5 Ways to Trick Your Friends into Liking Musicals

5 Ways to Trick Your Friends into Liking Musicals

Caleigh Derreberry

Nothing divides people the way musical theatre does. Those of us who eat, sleep, and breathe musical theatre are in a constant struggle against people who are tired of hearing, “Been a Long Day” whenever they go to the break room. They’re the Jets, we’re the Sharks.

Maybe the person who scoffs at your rendition of “One Day More” is the local Shakespeare nut who doesn’t consider musical theatre to be “real” theatre.

Maybe it’s your neighbor who doesn’t believe people actually break into song in real life.

Maybe it’s your mom who’s sick of being addressed as, “Mama who bore me.”

Whoever this person is, you don’t have to take their anti-musical rants lying down. Do the right thing. Do what any well-respecting, tax-paying, ticket-buying American citizen would do.

Trick them into enjoying the best of the Great White Way.

Step One. Play them Broadway-inspired pop songs. 

Chances are your antagonist already likes some Broadway-inspired hits. Put MIKA and Ariana Grande’s “Popular Song” on their ipod or play Gwen Stefani’s “Rich Girl” when they’re in earshot. Then casually mention the song’s Broadway roots. They may scoff at you, but they’ll already subconsciously begin realizing they’ve liked musicals all along.

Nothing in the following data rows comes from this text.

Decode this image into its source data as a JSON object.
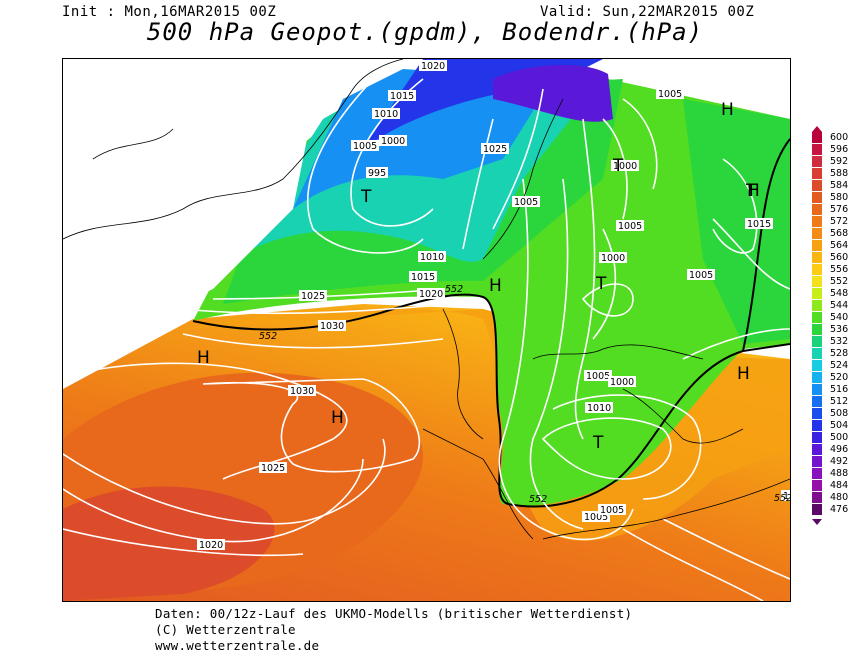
{
  "header": {
    "init": "Init : Mon,16MAR2015 00Z",
    "valid": "Valid: Sun,22MAR2015 00Z",
    "title": "500 hPa Geopot.(gpdm), Bodendr.(hPa)"
  },
  "footer": {
    "line1": "Daten: 00/12z-Lauf des UKMO-Modells (britischer Wetterdienst)",
    "line2": "(C) Wetterzentrale",
    "line3": "www.wetterzentrale.de"
  },
  "legend": {
    "levels": [
      {
        "v": "600",
        "c": "#b8003a"
      },
      {
        "v": "596",
        "c": "#c41640"
      },
      {
        "v": "592",
        "c": "#cf2c40"
      },
      {
        "v": "588",
        "c": "#d83e33"
      },
      {
        "v": "584",
        "c": "#dd4c2a"
      },
      {
        "v": "580",
        "c": "#e25a22"
      },
      {
        "v": "576",
        "c": "#e8681c"
      },
      {
        "v": "572",
        "c": "#ee7a18"
      },
      {
        "v": "568",
        "c": "#f28c14"
      },
      {
        "v": "564",
        "c": "#f6a012"
      },
      {
        "v": "560",
        "c": "#f9b614"
      },
      {
        "v": "556",
        "c": "#fbcb16"
      },
      {
        "v": "552",
        "c": "#f5e01c"
      },
      {
        "v": "548",
        "c": "#c8ee1a"
      },
      {
        "v": "544",
        "c": "#8ee81e"
      },
      {
        "v": "540",
        "c": "#52dc22"
      },
      {
        "v": "536",
        "c": "#2ad63c"
      },
      {
        "v": "532",
        "c": "#1ad27a"
      },
      {
        "v": "528",
        "c": "#18d2b2"
      },
      {
        "v": "524",
        "c": "#16cce0"
      },
      {
        "v": "520",
        "c": "#16b2f0"
      },
      {
        "v": "516",
        "c": "#1690f2"
      },
      {
        "v": "512",
        "c": "#166ef0"
      },
      {
        "v": "508",
        "c": "#1a4eec"
      },
      {
        "v": "504",
        "c": "#2434e8"
      },
      {
        "v": "500",
        "c": "#3a22e2"
      },
      {
        "v": "496",
        "c": "#5a18d8"
      },
      {
        "v": "492",
        "c": "#7414cc"
      },
      {
        "v": "488",
        "c": "#8812be"
      },
      {
        "v": "484",
        "c": "#9410a8"
      },
      {
        "v": "480",
        "c": "#7e0e8e"
      },
      {
        "v": "476",
        "c": "#5a0a66"
      }
    ]
  },
  "map": {
    "geopotential_labels": [
      "552",
      "552",
      "552",
      "552"
    ],
    "isobar_labels": [
      "1020",
      "1015",
      "1010",
      "1005",
      "1000",
      "995",
      "1005",
      "1000",
      "1005",
      "1010",
      "1015",
      "1020",
      "1025",
      "1030",
      "1030",
      "1025",
      "1020",
      "1025",
      "1005",
      "1000",
      "1005",
      "1010",
      "1005",
      "1015",
      "1005",
      "1000",
      "1005",
      "1"
    ],
    "pressure_centers": [
      "H",
      "H",
      "H",
      "H",
      "H",
      "H",
      "T",
      "T",
      "T",
      "T",
      "T"
    ],
    "colors": {
      "frame": "#000000",
      "isobar": "#ffffff",
      "coast": "#000000"
    }
  }
}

Step Two. Remind them of their childhood.

Children love musicals. Whether your adversary grew up watching disney classics or The Sound of Music, there’s at least one musical from their youth they still harbor a secret fondness for. All you need to do to tap into this nostalgia is remind them that they wanted to be Troy Bolton when they were little or that they still have all the words to “Easy Street” memorized. Like step one, this is another way of getting your foe to acknowledge that they’ve enjoyed musicals before, making them more susceptible to the idea of enjoying musicals again.

Step Three. Watch a movie musical with them. 

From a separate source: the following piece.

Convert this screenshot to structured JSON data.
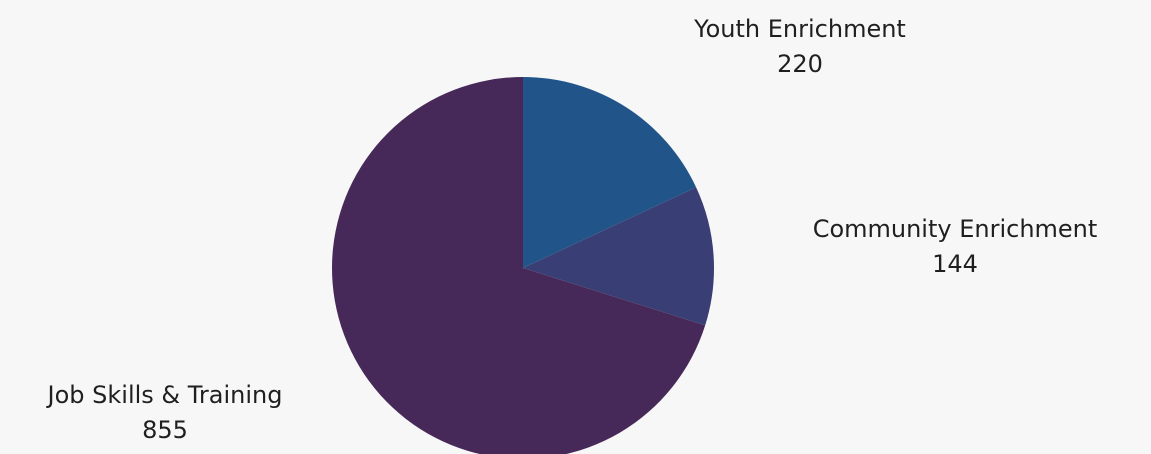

Movie musicals are a good bridge into the world of live theatre. They allow new musical lovers to enjoy musicals without having to commit to a night at the theatre. They already know how to enjoy movies, so watching a movie musical requires less of a culture-shock then going to the theatre does. Whatever movie musical you decide to introduce them to, make it fun. The purpose of this step is to show them how enjoyable musicals have the potential to be, and to hook them on the excitement of people singing and dancing together. They’ll leave with the idea that musicals are fun and entertaining—and that seeing one live might not be so bad after all.

Step Four. Take them to a musical they have an ulterior motive for seeing.

Big, flashy musicals are best for this. Wicked and The Phantom of the Opera have permeated popular culture, making people want to see them just as much for the show as for the ability to say they’ve seen them. Les Misérables attracts a large crowd of people who think watching it makes them cultured. Tons of people go see Mamma Mia! or Jersey Boys not because they love musical theatre, but because they love the music they’re based on. Any of these reasons have the potential to get your musical-hating friend into the theatre with you. 

Step Five. Take them to a musical they don’t have an ulterior motive for seeing.

Now that they realize how entertaining musical theatre can be, take them to your local theatre’s production of Pippin. And to see If/Then when the tour stops near you. And to Sweeney Todd at the nearby college. The important thing is to show them how excited you are about musical theatre and how beautiful it can be. This step will probably take the longest. Persevere.

As Jason Robert Brown said, “The hardest thing in the world is convincing other people to love the same thing you do. But the fact that it is hard does not diminish your love--it must not. You go on loving that thing because, even if it’s naive, even if it’s foolish, even if it’s wrong, you believe in the very marrow or your bones that you will be able to convince them, eventually, some time. That certainty, that passion is too valuable to surrender in the face of resistance. You may not have convinced them yet; you will.” So continue taking your friend to the theatre and showing them how excited musicals make you. Eventually, they’ll get it. The whole process might even make the two of you better friends. After all, nothing brings people together the way musical theatre does.